Blumenkinder mit Stallgeruch

Mit ironischer Distanz: Birgit Pölzls Roman über eine Kommune auf dem Land.

Stadtromane gibt es viele. Von Heimito von Doderer, beispielsweise. Dorfromane sind in der österreichischen Literatur weniger gefragt. Am ehesten pflegen dieses Genre – lange nach Gert Jonke mit seinem „Geometrischen Heimatroman“ – Josef Winkler oderFlorjan Lipuš in Kärnten. In der Steiermark haben sie nun mit Birgit Pölzl eine kongeniale Partnerin gefunden.

Weniger ausgeprägt als bei Josef Winkler sind bei Pölzl die literarischen Beschwörungen der katholischen Traditionen auf dem Land. Außerdem sind ihre distanziert-intimen Anspielungen, in denen im Liebesnest das Glied anschwillt und die Scham massiert wird, heterosexuell, auch wenn es um das „Techtelmechtel“ des Pfarrers mit einer Wirtin geht, das niemandem verborgen bleibt. Am Land haben die Wände nicht nur Ohren, sondern auch Löcher.

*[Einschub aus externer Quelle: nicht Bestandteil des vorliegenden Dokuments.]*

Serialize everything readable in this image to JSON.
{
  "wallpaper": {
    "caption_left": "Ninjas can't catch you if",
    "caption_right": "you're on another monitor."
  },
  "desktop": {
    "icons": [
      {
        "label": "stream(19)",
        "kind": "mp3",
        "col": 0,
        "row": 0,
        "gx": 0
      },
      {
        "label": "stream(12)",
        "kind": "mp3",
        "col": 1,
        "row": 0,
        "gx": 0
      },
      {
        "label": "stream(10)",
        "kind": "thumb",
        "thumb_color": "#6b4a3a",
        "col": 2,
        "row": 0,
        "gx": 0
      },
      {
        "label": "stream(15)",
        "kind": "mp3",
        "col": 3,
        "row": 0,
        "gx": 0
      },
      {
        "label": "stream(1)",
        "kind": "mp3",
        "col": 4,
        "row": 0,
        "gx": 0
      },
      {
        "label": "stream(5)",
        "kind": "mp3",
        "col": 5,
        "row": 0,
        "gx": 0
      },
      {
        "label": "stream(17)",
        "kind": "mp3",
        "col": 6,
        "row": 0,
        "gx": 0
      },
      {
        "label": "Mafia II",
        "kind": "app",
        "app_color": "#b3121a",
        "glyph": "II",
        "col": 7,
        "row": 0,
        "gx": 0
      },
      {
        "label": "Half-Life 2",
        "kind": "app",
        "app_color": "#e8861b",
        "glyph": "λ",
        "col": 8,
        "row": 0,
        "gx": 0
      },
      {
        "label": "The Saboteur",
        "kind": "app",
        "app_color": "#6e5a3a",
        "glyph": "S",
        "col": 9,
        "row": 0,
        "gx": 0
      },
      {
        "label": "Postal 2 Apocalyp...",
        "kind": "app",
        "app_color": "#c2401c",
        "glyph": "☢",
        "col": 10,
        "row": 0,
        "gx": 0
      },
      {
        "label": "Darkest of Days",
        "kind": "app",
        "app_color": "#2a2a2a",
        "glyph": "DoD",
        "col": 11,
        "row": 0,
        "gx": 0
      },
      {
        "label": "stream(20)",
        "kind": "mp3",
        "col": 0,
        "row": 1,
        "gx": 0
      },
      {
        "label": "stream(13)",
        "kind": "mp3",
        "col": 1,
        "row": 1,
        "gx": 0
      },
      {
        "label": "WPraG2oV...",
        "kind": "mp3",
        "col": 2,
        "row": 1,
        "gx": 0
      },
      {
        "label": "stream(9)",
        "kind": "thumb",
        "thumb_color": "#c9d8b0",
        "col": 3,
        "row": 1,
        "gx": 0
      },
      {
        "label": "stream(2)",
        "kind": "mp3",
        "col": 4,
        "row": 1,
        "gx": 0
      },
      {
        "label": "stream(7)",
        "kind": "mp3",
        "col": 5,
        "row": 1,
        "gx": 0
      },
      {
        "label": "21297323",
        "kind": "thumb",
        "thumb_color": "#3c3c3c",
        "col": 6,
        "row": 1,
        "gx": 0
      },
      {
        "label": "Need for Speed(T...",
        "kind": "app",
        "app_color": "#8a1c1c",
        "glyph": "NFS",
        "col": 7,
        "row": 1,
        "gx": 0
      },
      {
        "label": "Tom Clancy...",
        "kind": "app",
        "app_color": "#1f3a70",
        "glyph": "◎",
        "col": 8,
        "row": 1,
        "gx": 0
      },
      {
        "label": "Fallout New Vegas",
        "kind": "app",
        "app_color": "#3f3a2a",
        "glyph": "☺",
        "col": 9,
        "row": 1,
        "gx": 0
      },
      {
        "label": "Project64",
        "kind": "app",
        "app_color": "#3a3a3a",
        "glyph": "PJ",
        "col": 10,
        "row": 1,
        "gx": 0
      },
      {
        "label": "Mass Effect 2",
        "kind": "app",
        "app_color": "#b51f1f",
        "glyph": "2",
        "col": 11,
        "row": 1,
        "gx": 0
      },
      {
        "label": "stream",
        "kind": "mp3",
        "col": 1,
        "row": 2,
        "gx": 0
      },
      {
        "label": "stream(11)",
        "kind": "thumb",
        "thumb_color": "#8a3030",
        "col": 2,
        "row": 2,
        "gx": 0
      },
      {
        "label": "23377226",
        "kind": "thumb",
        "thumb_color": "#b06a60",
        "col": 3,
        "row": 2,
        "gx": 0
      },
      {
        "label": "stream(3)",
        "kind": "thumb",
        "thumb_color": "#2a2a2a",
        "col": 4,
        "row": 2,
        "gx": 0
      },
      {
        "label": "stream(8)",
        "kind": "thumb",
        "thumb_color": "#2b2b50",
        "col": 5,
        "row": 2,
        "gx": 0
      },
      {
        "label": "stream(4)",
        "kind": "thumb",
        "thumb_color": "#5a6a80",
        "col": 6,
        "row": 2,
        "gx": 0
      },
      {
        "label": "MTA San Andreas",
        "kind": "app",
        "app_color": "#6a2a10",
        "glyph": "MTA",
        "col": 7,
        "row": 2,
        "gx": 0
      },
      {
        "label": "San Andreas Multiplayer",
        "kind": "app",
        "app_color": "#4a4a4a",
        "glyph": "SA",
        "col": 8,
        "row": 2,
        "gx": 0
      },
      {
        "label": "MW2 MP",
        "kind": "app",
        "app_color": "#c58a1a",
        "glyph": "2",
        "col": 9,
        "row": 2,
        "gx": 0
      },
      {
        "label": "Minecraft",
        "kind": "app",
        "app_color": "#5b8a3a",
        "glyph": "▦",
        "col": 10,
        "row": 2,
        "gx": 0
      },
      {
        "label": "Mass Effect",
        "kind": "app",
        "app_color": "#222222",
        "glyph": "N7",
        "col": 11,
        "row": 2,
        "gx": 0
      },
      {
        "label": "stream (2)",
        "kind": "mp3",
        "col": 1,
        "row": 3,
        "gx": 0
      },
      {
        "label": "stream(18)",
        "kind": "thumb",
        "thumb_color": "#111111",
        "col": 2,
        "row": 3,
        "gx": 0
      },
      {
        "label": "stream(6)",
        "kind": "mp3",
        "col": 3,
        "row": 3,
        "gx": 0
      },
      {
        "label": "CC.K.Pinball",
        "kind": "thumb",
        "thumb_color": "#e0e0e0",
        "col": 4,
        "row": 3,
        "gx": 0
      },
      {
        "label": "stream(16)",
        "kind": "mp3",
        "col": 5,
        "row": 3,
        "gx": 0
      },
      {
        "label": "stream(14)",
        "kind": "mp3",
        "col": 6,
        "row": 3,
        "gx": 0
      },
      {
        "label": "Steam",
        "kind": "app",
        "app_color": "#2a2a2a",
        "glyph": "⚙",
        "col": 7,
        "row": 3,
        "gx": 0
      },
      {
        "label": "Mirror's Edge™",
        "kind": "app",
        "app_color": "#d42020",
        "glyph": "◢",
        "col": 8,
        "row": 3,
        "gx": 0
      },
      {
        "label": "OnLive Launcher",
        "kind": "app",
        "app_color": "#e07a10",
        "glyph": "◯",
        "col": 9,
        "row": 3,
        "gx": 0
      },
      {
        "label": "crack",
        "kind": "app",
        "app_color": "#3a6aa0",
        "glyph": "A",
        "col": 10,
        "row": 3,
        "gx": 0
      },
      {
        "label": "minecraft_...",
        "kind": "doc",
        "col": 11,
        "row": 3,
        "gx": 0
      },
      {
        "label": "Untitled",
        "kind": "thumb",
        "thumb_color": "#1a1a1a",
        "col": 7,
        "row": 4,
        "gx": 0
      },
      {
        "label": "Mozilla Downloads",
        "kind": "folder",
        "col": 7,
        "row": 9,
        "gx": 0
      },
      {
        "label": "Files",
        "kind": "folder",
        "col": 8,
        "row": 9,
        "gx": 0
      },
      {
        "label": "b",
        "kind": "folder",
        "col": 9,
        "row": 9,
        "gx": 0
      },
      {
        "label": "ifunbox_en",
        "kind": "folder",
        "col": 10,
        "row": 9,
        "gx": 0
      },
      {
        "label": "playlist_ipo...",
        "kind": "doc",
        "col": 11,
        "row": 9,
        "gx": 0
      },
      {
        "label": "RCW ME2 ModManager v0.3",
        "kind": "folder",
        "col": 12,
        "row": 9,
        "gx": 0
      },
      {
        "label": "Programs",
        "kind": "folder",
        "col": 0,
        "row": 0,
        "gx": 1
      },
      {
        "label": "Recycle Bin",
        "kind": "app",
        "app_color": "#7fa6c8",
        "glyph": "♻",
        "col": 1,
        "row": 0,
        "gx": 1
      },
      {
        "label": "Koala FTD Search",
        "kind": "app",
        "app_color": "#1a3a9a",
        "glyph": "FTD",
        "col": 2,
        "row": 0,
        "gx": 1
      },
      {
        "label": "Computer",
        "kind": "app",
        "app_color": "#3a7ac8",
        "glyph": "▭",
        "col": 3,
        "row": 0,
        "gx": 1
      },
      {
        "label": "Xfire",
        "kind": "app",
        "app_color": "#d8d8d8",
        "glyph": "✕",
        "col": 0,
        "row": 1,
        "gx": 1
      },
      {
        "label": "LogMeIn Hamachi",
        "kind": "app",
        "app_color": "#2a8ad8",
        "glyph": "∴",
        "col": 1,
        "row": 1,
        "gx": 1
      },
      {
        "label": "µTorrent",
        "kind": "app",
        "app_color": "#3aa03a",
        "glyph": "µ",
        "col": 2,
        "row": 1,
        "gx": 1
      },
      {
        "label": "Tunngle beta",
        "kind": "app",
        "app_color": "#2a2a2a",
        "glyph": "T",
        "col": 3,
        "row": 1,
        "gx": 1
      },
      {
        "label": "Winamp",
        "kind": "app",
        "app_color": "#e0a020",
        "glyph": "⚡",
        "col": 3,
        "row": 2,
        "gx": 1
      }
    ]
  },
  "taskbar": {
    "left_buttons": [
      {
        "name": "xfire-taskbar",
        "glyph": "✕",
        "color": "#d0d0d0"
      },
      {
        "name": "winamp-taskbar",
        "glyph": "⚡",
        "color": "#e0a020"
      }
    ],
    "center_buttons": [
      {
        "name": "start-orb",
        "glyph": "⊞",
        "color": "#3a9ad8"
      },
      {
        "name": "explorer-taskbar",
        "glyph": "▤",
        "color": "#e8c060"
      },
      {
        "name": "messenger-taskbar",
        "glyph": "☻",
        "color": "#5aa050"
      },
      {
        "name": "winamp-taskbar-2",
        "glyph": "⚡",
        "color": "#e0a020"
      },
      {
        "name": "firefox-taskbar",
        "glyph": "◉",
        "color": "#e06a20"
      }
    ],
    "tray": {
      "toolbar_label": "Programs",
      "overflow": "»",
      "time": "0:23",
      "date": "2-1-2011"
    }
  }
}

Die 1959 in Graz geborene Birgit Pölzl erzählt mit ironischer Distanz über elf Leute, über sogenannte Aussteiger mit ihren Kindern, die „Das Weite suchen“ und sich dazu am Ginthof einnisten. Sie baut so eine Differenz zum Verhalten der autochthonen Dörflerinnen und Dörfler auf,die den Kommunarden mit Ablehnung begegnen. Das von den Städtern im Dorf geführte Leben, inklusive eigenem Schamanen, weckt Assoziationen mit der – wegen ihres Übervaters in Verruf geratenen – Kommune von Otto Mühl.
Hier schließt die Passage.